Li Sun, Chaitanya Ahuja, Peng Chen, Matt D'Zmura, kayhan Batmanghelich, Philip John Bontrager

Published: 28 Feb 2025, Last Modified: 19 Mar 2025WACV 2025EveryoneCC BY 4.0

Abstract: Large language models (LLMs) pre-trained on vast amounts of text have shown remarkable abilities in understanding general knowledge and commonsense. Therefore it's desirable to leverage pre-trained LLM to help solve computer vision tasks. Previous works on multi-modal LLM mainly focus on the generation capability. In this work we propose LLM-augmented visual representation learning (LMVR). Our approach involves initially using a vision encoder to extract features which are then projected into the word embedding space of the LLM. The LLM then generates responses based on the visual representation and a text prompt. Finally we aggregate sequence-level features from the hidden layers of the LLM to obtain image-level representations.

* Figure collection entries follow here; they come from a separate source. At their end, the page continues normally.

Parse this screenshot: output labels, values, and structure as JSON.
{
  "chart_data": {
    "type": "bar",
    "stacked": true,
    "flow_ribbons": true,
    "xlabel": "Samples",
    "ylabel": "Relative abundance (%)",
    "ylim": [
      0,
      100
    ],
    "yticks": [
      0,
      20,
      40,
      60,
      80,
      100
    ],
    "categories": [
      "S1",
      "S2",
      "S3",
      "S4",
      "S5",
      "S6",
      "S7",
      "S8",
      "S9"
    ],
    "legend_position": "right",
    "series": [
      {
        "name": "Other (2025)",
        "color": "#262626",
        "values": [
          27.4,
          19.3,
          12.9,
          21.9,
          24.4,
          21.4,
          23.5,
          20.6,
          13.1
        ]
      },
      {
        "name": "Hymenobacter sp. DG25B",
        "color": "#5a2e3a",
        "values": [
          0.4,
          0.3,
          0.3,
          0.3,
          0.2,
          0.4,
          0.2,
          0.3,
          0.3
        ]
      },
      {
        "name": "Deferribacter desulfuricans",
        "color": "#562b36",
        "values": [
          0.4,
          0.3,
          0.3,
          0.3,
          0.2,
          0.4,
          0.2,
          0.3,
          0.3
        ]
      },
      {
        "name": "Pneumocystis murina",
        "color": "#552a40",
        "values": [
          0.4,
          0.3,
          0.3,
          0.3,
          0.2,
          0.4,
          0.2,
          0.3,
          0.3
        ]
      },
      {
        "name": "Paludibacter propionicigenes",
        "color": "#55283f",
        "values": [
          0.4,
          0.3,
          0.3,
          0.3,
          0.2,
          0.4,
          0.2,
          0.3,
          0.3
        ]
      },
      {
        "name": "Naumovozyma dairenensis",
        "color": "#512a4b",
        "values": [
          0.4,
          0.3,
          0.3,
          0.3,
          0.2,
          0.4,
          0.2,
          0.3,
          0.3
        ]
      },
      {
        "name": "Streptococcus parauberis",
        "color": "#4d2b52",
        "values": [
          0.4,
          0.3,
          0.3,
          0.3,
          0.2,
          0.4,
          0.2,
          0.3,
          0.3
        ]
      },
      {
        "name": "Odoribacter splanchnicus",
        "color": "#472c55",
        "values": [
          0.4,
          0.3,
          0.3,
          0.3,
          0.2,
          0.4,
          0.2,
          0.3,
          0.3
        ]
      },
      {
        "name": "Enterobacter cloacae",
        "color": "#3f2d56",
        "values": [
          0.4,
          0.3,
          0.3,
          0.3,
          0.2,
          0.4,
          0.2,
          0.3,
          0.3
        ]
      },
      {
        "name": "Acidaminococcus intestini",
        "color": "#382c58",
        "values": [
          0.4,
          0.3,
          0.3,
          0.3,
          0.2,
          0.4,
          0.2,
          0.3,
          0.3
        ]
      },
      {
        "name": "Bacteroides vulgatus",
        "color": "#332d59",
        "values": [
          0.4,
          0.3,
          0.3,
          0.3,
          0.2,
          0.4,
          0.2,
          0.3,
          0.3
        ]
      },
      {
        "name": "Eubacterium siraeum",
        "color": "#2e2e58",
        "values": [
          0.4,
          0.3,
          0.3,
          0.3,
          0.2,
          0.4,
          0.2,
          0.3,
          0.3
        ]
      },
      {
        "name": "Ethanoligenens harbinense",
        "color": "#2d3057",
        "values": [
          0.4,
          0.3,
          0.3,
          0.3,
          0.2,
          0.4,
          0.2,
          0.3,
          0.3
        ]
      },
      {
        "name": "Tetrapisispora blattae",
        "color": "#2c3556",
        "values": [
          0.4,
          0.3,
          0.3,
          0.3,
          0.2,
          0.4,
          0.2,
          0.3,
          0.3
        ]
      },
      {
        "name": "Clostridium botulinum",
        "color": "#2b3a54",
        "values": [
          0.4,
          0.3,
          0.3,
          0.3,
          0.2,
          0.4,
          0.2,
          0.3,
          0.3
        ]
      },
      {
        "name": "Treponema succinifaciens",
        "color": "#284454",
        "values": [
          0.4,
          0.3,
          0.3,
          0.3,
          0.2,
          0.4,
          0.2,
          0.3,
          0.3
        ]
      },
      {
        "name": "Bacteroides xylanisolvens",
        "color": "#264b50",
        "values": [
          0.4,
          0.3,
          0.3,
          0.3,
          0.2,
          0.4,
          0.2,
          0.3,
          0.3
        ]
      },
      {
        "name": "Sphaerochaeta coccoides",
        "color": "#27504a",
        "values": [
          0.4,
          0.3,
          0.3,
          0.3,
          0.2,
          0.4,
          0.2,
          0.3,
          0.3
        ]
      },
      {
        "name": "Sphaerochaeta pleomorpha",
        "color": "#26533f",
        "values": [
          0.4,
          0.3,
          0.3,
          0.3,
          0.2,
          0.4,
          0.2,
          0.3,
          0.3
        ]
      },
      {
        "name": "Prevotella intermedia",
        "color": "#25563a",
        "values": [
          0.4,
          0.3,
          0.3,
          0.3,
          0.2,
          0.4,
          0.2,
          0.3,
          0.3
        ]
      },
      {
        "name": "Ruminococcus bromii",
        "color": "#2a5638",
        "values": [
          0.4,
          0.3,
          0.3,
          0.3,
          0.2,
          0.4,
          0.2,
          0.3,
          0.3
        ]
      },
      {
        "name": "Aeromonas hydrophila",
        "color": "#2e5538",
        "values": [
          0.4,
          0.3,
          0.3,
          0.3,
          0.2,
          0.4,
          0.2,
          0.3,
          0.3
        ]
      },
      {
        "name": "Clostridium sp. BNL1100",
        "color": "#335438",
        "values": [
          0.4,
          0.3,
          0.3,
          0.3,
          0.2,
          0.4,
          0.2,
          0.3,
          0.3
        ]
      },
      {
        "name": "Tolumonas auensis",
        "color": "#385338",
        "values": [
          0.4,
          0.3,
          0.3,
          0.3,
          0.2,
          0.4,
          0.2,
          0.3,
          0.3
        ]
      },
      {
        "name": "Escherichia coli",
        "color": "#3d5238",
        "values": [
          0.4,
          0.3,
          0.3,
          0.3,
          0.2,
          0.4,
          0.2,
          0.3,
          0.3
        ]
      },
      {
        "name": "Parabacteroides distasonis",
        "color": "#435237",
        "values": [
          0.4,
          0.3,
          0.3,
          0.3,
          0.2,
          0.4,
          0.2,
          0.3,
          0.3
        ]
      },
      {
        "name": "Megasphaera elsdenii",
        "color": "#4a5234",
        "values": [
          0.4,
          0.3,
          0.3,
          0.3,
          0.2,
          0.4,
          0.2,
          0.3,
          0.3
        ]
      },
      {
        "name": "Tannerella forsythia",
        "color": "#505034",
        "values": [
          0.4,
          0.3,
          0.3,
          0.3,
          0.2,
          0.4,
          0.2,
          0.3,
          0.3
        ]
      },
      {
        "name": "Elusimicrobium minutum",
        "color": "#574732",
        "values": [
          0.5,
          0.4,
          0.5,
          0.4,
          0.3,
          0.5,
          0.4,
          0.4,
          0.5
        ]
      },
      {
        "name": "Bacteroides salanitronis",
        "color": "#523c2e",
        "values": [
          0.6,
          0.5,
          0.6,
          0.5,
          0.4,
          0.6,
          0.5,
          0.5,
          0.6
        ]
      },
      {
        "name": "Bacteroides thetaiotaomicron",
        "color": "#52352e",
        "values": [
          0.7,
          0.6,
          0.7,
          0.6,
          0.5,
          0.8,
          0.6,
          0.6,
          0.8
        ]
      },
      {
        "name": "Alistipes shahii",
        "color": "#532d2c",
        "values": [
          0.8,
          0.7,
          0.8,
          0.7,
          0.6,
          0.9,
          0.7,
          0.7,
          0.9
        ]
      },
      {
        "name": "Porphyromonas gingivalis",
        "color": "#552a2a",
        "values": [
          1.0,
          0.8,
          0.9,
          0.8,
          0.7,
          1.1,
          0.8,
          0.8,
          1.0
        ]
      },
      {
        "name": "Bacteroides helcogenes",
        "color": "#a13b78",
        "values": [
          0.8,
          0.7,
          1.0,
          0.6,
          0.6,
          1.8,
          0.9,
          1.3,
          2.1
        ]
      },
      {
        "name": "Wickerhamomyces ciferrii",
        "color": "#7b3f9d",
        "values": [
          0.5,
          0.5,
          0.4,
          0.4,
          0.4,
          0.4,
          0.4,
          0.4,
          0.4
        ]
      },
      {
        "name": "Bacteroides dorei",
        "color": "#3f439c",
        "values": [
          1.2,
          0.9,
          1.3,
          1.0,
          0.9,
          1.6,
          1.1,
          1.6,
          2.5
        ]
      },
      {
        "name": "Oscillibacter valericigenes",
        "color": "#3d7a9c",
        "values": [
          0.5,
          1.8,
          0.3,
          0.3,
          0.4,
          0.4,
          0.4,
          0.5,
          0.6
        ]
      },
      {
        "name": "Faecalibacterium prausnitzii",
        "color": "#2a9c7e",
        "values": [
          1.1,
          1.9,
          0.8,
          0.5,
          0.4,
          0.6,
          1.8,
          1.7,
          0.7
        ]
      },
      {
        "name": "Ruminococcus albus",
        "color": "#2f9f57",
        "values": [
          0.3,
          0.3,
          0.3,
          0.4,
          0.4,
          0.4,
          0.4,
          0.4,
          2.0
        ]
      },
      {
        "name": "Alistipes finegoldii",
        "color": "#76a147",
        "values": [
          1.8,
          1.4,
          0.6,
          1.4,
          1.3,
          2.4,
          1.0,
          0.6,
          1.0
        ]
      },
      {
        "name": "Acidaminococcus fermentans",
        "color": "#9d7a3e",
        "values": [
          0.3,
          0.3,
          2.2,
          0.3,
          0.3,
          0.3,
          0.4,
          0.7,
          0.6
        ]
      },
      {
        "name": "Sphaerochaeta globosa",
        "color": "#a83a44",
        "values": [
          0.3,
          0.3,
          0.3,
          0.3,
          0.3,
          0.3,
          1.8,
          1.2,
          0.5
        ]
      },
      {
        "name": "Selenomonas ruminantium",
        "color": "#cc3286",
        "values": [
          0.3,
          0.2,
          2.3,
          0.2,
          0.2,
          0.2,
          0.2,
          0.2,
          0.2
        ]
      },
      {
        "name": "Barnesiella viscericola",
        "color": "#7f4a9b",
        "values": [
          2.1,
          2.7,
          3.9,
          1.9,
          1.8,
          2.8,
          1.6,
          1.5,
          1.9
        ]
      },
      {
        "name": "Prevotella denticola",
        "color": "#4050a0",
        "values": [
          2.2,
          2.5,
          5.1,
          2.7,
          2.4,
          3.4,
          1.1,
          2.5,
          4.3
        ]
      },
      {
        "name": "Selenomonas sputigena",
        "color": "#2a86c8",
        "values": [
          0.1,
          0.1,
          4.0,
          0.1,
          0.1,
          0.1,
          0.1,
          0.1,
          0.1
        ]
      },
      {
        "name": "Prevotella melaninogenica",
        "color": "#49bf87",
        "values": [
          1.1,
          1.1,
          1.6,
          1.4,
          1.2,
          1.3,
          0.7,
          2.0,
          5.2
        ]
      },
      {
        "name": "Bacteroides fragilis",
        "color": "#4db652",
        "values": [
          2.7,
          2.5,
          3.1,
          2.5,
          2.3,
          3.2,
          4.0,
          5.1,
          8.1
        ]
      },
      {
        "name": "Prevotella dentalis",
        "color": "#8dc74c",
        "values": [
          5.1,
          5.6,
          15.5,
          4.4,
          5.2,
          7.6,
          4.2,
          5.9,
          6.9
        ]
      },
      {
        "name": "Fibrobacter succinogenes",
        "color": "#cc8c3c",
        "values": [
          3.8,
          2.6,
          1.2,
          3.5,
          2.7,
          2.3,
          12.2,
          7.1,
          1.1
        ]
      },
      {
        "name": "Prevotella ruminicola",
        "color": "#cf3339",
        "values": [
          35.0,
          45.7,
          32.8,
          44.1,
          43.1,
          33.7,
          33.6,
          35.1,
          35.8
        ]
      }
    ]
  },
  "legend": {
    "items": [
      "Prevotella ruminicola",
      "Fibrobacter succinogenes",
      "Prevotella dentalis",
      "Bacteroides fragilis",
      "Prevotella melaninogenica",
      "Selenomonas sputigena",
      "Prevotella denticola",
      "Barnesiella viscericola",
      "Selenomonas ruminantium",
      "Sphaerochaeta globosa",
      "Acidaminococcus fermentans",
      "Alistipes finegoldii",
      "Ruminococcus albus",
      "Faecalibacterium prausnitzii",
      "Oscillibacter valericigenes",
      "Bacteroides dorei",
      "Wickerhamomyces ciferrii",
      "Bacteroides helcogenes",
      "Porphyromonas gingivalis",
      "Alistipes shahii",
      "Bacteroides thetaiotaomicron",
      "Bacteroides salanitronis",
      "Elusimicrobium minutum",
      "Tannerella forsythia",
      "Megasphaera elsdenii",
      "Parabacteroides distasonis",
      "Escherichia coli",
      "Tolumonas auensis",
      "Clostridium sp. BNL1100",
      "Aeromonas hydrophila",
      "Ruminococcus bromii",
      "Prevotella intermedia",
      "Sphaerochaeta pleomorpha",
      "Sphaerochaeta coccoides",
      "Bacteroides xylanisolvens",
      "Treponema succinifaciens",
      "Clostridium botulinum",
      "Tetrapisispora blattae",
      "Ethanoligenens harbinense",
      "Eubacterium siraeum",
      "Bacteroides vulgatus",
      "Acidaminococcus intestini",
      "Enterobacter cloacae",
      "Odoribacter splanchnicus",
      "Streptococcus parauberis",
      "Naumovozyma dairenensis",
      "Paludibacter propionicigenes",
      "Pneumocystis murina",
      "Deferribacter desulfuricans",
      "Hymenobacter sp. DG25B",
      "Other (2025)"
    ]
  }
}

We conduct extensive experiments on multiple datasets and have the following findings: (a) LMVR outperforms traditional vision encoder on various downstream tasks and effectively learns the correspondence between words and image regions; (b) LMVR improves the generalizability compared to using a vision encoder alone as evidenced by its superior resistance to domain shift; (c) LMVR improves the robustness of models to corrupted and perturbed visual data. Our findings demonstrate LLM-augmented visual representation learning is effective as it learns object-level concepts and commonsense knowledge.